Cinco anos depois, em junho de 1993 – já deputado federal pelo Partido Progressista Reformador (PPR), raiz do Progressistas (PP) – Bolsonaro novamente se viu alvo de denúncias de ameaça ao Estado Democrático de Direito.

Em palestras públicas, ele vinha defendendo o fechamento do Congresso Nacional e a implantação no Brasil de uma ditadura como a de Alberto Fujimori no Peru. “Sou a favor, sim, de uma ditadura, de um regime de exceção, desde que este Congresso dê mais um passo rumo ao abismo”, discursou Bolsonaro no plenário da Câmara em 24 de junho de 1993.

Ele argumentava que o regime democrático não permitiria a resolução de “graves problemas nacionais”, como o número de deputados de Roraima: “Na atual democracia, temos como resolver os problemas nacionais? Quando é que vamos conseguir quorum de três quintos para aprovar uma emenda que diminua a bancada de Roraima de oito para três ou dois deputados?”, indignou-se.

Cerca de uma semana depois, a Mesa Diretora da Câmara abriu processo de cassação contra Bolsonaro por quebra de decoro. O procurador da Câmara era Vital do Rêgo (PDT-PB), hoje ministro do Tribunal de Contas da União (TCU). O processo deu em água de barrela. A democracia atacada pelo deputado o blindou, já que pela Constituição de 1988, o parlamentar é inviolável por suas opiniões e atos.

Pois 35 anos depois do plano de explodir bombas em banheiros de quartéis, o agora presidente Jair Bolsonaro acabou estimulando a edição da “Carta às brasileiras e aos brasileiros em defesa do Estado Democrático de Direito”, lida na Universidade de São Paulo (USP) no dia 11 de agosto.

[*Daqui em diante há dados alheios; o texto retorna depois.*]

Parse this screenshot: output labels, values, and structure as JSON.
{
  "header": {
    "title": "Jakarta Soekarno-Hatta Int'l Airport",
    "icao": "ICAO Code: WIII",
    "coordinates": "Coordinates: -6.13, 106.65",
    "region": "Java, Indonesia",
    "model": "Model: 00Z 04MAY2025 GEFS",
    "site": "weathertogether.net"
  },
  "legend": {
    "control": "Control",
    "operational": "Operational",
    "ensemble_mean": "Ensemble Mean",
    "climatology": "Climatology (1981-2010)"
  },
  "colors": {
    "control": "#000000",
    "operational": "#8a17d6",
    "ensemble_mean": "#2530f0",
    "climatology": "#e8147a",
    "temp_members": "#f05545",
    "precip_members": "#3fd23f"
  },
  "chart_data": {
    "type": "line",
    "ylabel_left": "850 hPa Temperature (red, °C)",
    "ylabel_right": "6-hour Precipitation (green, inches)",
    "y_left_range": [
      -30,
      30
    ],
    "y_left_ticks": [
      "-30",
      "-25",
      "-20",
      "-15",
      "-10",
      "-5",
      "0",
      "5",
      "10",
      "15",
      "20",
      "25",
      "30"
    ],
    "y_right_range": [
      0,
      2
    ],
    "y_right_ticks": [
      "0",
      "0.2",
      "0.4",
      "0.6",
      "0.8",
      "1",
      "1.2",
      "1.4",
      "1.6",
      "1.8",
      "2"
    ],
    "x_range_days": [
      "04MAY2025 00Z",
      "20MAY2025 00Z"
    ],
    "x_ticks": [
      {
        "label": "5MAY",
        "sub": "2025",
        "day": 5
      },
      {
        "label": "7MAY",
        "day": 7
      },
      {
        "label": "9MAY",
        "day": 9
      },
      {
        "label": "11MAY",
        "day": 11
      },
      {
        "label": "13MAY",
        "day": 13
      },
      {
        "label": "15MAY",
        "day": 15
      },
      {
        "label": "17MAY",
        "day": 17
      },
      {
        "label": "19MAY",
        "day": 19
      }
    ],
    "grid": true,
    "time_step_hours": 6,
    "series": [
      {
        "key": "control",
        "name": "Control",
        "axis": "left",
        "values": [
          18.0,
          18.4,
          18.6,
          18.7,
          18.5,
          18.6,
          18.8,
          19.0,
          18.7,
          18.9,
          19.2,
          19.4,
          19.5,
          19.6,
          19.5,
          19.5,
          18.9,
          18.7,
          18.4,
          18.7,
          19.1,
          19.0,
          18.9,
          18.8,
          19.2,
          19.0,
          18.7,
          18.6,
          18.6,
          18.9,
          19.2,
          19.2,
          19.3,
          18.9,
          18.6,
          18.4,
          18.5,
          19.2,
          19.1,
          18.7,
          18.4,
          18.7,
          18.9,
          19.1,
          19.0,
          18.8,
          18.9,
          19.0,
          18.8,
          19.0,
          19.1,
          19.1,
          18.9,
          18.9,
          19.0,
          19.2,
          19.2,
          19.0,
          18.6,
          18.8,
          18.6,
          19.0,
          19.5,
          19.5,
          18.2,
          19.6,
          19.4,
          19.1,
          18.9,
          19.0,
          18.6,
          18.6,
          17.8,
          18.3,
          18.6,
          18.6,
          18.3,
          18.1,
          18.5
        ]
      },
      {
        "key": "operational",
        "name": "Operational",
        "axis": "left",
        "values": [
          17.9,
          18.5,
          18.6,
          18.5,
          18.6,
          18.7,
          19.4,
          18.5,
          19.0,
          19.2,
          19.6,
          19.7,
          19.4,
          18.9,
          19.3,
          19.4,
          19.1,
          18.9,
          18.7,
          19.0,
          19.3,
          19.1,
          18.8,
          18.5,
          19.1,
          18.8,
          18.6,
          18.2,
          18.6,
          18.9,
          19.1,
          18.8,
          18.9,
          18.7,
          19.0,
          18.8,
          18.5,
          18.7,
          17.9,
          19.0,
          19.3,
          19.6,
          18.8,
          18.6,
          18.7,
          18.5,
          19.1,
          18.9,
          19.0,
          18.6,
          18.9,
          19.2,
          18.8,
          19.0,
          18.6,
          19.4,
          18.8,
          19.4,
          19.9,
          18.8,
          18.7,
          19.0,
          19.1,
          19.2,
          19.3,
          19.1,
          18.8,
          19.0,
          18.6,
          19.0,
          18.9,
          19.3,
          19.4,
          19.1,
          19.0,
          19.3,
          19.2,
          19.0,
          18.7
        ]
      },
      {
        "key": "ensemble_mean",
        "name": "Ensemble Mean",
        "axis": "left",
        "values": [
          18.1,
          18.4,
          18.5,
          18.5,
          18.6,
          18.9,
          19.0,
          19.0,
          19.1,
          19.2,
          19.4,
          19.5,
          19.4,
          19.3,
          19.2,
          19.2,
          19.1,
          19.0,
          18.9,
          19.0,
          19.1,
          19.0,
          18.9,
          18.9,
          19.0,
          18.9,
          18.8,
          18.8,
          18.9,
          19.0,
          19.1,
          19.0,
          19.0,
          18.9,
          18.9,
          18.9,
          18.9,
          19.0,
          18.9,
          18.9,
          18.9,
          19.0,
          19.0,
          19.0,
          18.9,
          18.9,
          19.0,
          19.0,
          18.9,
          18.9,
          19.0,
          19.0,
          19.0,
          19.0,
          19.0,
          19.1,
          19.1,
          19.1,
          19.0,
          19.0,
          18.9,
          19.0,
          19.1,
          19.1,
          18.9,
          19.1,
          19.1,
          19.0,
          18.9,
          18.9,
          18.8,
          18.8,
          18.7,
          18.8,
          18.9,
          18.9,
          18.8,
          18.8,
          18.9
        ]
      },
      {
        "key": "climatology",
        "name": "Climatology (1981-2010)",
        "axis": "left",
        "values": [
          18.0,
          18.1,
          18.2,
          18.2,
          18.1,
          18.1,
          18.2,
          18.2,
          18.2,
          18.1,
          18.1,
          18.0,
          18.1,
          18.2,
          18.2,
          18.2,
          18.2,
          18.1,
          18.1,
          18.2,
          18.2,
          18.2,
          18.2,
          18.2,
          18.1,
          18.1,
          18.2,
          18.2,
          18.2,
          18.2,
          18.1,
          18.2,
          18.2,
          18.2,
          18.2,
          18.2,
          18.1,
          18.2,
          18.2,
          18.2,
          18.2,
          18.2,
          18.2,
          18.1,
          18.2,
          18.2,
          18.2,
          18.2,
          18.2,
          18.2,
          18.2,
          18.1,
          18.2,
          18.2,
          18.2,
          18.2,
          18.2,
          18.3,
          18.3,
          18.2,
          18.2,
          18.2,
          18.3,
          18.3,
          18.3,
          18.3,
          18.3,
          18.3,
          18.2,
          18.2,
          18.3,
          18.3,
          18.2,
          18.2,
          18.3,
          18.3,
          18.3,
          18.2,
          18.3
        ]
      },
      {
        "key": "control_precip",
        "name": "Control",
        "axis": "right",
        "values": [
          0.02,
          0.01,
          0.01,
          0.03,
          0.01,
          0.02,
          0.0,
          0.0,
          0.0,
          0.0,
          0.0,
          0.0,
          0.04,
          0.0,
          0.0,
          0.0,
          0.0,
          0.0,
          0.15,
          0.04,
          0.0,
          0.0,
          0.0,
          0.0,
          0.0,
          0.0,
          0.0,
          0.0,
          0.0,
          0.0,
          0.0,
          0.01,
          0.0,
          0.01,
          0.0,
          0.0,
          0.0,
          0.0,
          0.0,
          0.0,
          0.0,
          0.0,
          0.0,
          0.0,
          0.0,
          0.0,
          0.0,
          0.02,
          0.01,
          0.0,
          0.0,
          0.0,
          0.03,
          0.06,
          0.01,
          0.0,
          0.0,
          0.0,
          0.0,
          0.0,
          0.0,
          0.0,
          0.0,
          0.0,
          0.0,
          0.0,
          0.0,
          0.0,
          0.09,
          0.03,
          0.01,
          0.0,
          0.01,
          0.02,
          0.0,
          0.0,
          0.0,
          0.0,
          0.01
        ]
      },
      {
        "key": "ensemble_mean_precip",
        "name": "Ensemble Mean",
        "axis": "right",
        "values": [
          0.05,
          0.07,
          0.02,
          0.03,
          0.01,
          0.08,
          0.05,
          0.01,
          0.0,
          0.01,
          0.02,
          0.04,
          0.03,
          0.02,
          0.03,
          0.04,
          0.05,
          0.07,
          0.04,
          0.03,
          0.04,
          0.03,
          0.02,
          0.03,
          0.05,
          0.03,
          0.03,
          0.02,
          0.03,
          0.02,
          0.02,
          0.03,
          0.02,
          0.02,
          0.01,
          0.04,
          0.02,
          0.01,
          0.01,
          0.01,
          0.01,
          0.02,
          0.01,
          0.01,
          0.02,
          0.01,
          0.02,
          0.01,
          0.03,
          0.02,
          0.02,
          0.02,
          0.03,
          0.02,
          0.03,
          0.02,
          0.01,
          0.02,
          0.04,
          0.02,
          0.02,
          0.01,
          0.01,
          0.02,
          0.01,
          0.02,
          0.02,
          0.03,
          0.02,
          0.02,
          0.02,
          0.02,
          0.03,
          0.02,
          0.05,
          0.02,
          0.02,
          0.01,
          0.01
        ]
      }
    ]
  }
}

O documento não cita o nome do presidente, mas faz uma defesa eloquente de pilares democráticos atacados por ele, como o Poder Judiciário e o sistema eleitoral. “São intoleráveis as ameaças aos demais Poderes e setores da sociedade civil e a incitação à violência e à ruptura da ordem constitucional”, diz um trecho do documento.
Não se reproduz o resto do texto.